Em gestões razoavelmente corretas, a população deveria ser a prioridade, mas na atual gestão municipal de Rosário Oeste-MT, quem tem essa prioridade são os líderes políticos, que através de “conversas reservadas”, abandonam justamente aqueles que os colocaram no poder. O vereador é pago com o dinheiro dos impostos que vem do próprio povo, mas agem para sugar os cofres públicos.
Ou será que os vereadores acreditam que todos esqueceram da malfadada CPI, que foi o último capítulo dessa novela rosariense que enche de vergonha a população local.
No início do ano (2023), a prefeitura encerrou um convênio de R$ 5.000,00 com a instituição de ensino Alan Kardec alegando contenção de despesa, deixando de beneficiar mais de 300 alunos dos bairros adjacentes, por pura picuinha política. Foi um ato revanchista contra a prof. Tânia Conrado, coordenadora do centro educacional em questão, e que deverá ser a principal adversária política do atual gestor. Em contrapartida, esse mesmo gestor, encaminhou para a Câmara Municipal, um projeto de lei, firmando um convênio de R$ 3.000,00 com o sindicato dos trabalhadores rurais, visando exclusivamente acomodar lideranças políticas em seu grupo político, mostrando mais uma vez quem e o que é prioridade nessa gestão.

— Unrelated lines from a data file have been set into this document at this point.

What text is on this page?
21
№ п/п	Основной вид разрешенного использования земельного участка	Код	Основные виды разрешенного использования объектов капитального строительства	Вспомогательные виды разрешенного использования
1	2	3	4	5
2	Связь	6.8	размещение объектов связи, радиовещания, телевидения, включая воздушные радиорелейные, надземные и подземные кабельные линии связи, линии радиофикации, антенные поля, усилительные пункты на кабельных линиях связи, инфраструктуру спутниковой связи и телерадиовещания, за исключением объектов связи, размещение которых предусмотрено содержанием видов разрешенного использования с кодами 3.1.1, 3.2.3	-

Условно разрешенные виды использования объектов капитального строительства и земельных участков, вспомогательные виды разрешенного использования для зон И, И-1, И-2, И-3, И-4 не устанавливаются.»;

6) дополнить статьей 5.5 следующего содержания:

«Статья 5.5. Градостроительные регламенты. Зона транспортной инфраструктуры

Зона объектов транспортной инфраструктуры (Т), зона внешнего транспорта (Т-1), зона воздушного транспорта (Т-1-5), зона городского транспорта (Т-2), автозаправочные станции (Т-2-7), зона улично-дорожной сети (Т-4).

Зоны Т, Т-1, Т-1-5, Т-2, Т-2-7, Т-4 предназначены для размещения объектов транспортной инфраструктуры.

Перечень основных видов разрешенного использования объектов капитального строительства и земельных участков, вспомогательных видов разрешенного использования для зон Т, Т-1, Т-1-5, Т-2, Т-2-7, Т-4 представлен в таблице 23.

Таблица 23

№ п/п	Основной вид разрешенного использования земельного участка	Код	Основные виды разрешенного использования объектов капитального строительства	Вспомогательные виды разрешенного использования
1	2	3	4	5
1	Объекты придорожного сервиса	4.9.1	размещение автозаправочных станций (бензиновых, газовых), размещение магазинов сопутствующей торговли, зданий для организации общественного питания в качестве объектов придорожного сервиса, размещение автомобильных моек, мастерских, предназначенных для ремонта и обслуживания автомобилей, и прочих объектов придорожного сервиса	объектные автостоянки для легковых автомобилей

Recentemente, chegou ao conhecimento público uma ação de cobrança de uma empresa contra a pessoa do prefeito e nessa ação, algumas perguntas continuam sem respostas, qual a origem dessa dívida de R$ 178 mil reais? Calcário? Grãos? Ou famoso “caixa 2”?
O cenário que se apresenta vai ter um desfecho, de alguma forma.
Como mencionou a um repórter, recentemente, que a sua gestão não costuma olhar pelo retrovisor, mas a população do município tem visão periférica e costuma olhar bem para aqueles que desconstroem o futuro para se manter no poder, alheio aos clamores de uma maioria absoluta.
Eleitos para zelar pelos interesses do povo, a maioria absoluta dos vereadores aderem ao programa “farinha pouca, meu pirão primeiro. Mal sabem esses vereadores que só ouvem o canto da sereia que essa sinfonia é a da derrota nas urnas.